Sadly you currently have to mark bigger groups dead stone by stone.

Seems like on beta estimator makes very big mistakes, does it count komi? Looks like difference in the end is always 5.5-6.5 points less then predicted by estimator. On old OGS it was very accurate when it is not so hard to predict and count score. Few minutes ago, I had a game where it showed that difference is +7 for black, but I won (as white) by 0.5… By the way, what is estimation confidence (how should we use it when estimating score)?

No, based on what I’ve observed, it looks like the estimator is unaware of komi and just counts what’s on the board. So, you’ll have to manually adjust what it says. I guess it would be a simple change to the code to take into account komi. However, if the game is close enough where komi makes a difference and the game is not very close to being over, I would be hesitant in trusting the accuracy of the score estimator to make the correct call (even after manually marking dead stones).

In a different forum thread, a moderator mentioned that the estimator uses a monte-carlo method to estimate the score and the confidence value being larger means that the system is more confident that the score estimate is correct. He mentioning that it had to do with how many “fractional points” were awarded. I don’t know exactly what that means. However, at a conceptual level, a monte-carlo method just means that the game is randomly played out to the finish many, many times, and some sort of intelligent averaging is done to figure out what the likely result might be. The best go AI programs these days use monte-carlo methods to evaluate moves, but tuning the fine details of such a system to perform well can be tricky.

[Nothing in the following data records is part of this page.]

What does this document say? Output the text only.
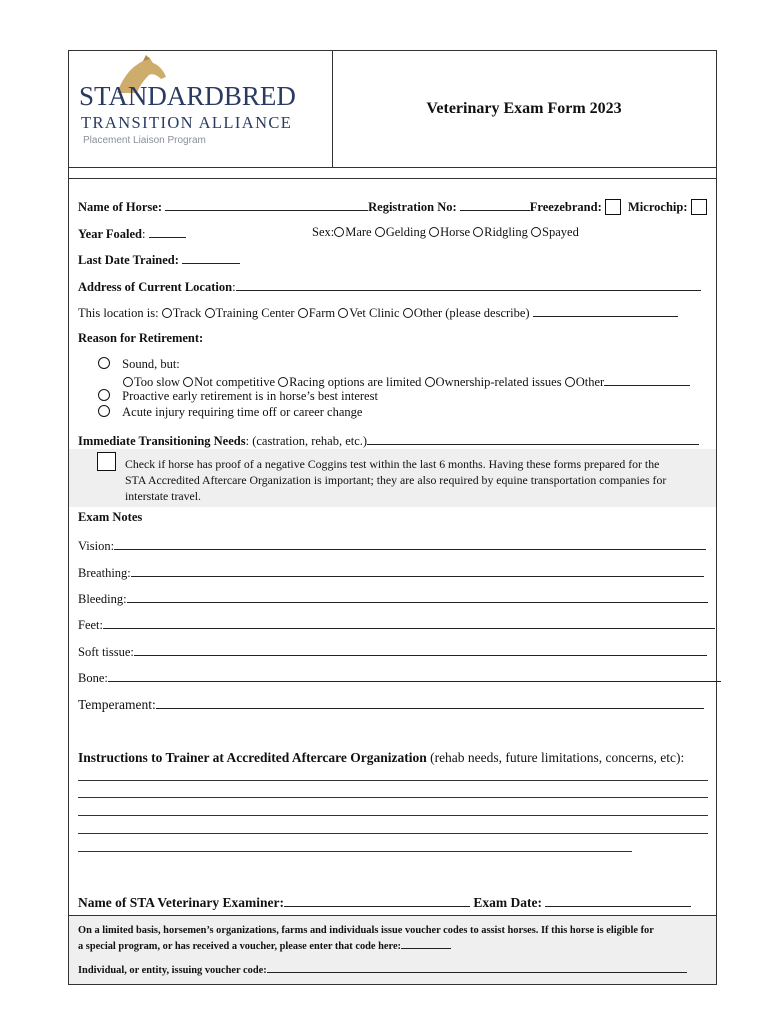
STANDARDBRED
TRANSITION ALLIANCE
Placement Liaison Program
Veterinary Exam Form 2023
Name of Horse:	Registration No:	Freezebrand: Microchip:
Year Foaled:	Sex: Mare Gelding Horse Ridgling Spayed
Last Date Trained:
Address of Current Location:
This location is: Track Training Center Farm Vet Clinic Other (please describe)
Reason for Retirement:
Sound, but:
Too slow Not competitive Racing options are limited Ownership-related issues Other
Proactive early retirement is in horse’s best interest
Acute injury requiring time off or career change
Immediate Transitioning Needs: (castration, rehab, etc.)
Check if horse has proof of a negative Coggins test within the last 6 months. Having these forms prepared for the
STA Accredited Aftercare Organization is important; they are also required by equine transportation companies for
interstate travel.
Exam Notes
Vision:
Breathing:
Bleeding:
Feet:
Soft tissue:
Bone:
Temperament:
Instructions to Trainer at Accredited Aftercare Organization (rehab needs, future limitations, concerns, etc):
Name of STA Veterinary Examiner:	Exam Date:
On a limited basis, horsemen’s organizations, farms and individuals issue voucher codes to assist horses. If this horse is eligible for
a special program, or has received a voucher, please enter that code here:
Individual, or entity, issuing voucher code:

As others have pointed out, a big issue with the score estimator is that it often fails to identify large or complex dead groups, thus wildly throwing off the estimate unless you manually mark those as dead by tediously selecting each stone.

Anyways, estimating the score of a game that is not already very close to end can be a very difficult task for both humans and computers. The final score will depend entirely on how the players choose to play it out, and if they make any mistakes or discover any brilliant moves. For example, a player that is well ahead might accept reducing the margin of victory to ensure the security his position and eventual win.